Comment avez-vous vécu la bataille juridique pour que les droits voisins soient appliqués en France ? Et quelles sont les prochaines étapes
du processus ?
La bataille juridique fut d’abord, en ce qui me concerne, un long parcours de trois ans au Parlement européen, en tant que Vice-président de la Commission des Affaires Juridiques (JURI) de l’Assemblée législative de Strasbourg, en 2019. Le rapport de force fut ensuite long à consolider, puis très tendu à faire respecter, une fois le vote en plénière acquis, après la négociation même des trilogies, car le poids insidieux du lobbying continuait de fonctionner à Bruxelles comme à Paris. Mais la transposition française de cette directive (Droits d’auteur, Droits voisins) n’a pas traîné.

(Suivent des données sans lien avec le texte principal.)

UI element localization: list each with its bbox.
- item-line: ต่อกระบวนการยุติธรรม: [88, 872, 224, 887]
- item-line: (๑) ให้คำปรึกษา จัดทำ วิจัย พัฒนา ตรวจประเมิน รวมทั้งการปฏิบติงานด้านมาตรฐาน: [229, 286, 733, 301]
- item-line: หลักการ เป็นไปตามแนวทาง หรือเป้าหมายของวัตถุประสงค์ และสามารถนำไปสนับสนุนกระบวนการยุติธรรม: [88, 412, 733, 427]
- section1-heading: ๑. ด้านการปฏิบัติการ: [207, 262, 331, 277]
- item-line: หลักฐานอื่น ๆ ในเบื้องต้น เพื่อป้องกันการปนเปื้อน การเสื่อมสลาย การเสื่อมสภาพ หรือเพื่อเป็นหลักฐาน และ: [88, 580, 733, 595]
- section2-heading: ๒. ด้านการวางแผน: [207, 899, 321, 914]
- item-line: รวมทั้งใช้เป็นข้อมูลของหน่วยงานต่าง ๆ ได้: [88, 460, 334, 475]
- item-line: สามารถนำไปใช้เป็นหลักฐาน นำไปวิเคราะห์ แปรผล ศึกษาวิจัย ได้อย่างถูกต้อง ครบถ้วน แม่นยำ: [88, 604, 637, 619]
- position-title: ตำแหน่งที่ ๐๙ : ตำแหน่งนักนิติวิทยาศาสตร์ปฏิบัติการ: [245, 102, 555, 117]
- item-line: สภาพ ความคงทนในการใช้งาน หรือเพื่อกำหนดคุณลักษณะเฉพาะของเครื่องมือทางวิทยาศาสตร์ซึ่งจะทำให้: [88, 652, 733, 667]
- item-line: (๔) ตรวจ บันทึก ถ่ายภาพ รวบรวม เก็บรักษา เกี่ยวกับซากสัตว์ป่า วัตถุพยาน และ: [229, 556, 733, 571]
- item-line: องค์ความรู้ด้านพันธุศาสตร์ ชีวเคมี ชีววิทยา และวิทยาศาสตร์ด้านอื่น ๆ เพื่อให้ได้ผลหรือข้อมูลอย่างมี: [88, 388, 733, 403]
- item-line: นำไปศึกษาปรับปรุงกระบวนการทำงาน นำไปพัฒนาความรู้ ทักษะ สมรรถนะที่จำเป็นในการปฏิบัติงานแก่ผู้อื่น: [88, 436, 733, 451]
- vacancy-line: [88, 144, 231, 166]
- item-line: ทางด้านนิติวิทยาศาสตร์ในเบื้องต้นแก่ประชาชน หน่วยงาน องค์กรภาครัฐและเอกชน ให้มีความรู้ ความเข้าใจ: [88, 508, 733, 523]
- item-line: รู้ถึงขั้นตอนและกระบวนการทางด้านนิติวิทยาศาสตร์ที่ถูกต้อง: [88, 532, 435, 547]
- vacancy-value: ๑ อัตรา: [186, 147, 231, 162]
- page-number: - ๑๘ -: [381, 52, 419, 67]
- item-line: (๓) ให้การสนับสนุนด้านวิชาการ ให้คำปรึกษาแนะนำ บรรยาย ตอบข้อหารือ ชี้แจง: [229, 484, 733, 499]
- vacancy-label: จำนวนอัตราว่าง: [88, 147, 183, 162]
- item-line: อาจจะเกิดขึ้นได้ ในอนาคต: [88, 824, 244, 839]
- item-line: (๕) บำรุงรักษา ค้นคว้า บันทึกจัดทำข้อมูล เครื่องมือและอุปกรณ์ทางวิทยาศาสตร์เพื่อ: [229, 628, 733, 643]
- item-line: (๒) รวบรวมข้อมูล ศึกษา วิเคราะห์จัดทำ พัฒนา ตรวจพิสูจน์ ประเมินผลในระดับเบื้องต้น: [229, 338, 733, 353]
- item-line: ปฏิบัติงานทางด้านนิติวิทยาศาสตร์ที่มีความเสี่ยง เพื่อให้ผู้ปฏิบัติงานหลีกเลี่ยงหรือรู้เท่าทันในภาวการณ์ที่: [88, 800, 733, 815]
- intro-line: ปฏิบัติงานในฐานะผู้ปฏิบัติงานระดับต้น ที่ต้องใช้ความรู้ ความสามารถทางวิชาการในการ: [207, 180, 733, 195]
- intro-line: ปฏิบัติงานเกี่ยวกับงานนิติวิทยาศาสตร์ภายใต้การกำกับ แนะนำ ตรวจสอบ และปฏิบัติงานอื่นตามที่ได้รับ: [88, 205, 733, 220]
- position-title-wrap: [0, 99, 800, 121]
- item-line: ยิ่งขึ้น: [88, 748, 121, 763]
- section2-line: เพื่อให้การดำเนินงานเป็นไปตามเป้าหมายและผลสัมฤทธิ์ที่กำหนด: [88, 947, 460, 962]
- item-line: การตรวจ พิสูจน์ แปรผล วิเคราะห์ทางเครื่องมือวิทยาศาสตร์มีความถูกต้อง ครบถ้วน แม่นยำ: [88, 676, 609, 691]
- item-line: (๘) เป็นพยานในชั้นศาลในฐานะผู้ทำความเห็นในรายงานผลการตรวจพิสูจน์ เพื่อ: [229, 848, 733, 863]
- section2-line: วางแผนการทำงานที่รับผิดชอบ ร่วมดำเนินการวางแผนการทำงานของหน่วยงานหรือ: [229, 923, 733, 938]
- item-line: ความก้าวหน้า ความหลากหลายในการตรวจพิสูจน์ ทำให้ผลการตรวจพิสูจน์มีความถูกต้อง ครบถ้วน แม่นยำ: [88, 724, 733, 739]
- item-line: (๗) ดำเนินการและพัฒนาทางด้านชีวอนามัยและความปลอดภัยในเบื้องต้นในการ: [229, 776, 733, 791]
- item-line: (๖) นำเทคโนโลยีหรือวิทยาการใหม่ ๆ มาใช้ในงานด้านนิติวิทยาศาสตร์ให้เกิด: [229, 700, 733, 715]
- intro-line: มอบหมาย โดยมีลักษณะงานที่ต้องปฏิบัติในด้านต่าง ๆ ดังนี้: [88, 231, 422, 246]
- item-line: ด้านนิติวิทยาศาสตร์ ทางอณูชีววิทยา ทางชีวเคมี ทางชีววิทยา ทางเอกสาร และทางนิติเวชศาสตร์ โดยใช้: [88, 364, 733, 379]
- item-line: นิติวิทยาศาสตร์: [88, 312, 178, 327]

La France fut le premier pays européen à faire voter, trois mois à peine après Bruxelles, ce texte qui fait école dans le monde désormais. Mais, si l’étape législative est une chose, c’en est une autre que l’application de la loi. Pour cette deuxième séquence, je veux dire que le poids de l’Autorité de la concurrence fut et demeure indispensable. Dans un premier temps, l’inertie d’un géant américain censé respecter nos lois a conduit un syndicat d’éditeurs à ester devant l’Autorité. Celle-ci haussa le ton. Rien ne bougeant, un deuxième recours aboutit à une lourde sanction : 500 millions d’euros d’amende à l’encontre du récalcitrant, assortie d’une liste d’exigences. C’est à ce moment que s’est constitué notre organisme de gestion collective « Droits Voisins de la Presse » (DVP), dont les adhérents ont pu bénéficier du soutien, aussi impartial fût-il, de l’Autorité par le travail de ses équipes et de son président. Après la sanction, ce fut la surveillance du bon fonctionnement du marché, à travers des « engagements » réclamés au redevable, et dont le respect est aujourd’hui surveillé par l’Autorité à travers un mandataire.
Des négociations sont maintenant engagées. Quelles que soient les impatiences (compréhensibles si l’on admet qu’une loi s’applique et ne se discute pas en démocratie), je remercie l’Autorité de la concurrence d’avoir pris en main avec force et finesse ce dossier. Car si je regarde nos voisins européens, les éditeurs de presse de beaucoup de ces pays sont seuls. Les uns n’ont pas encore transposé la directive dans leur droit national, les autres l’ont fait sans guère d’énergie à faire respecter son contenu. D’autres voient même la légitimité législative de leur transposition attaquée devant la Cour de justice de l’Union européenne de Luxembourg. Bien sûr, le juste prix devra devenir la règle entre la presse « fournisseur » et les plateformes « acquéreurs » de contenus. Et pour cela, l’union, la patience qui consolide la force et l’exigence pourront bâtir un marché sain et loyalement équilibré.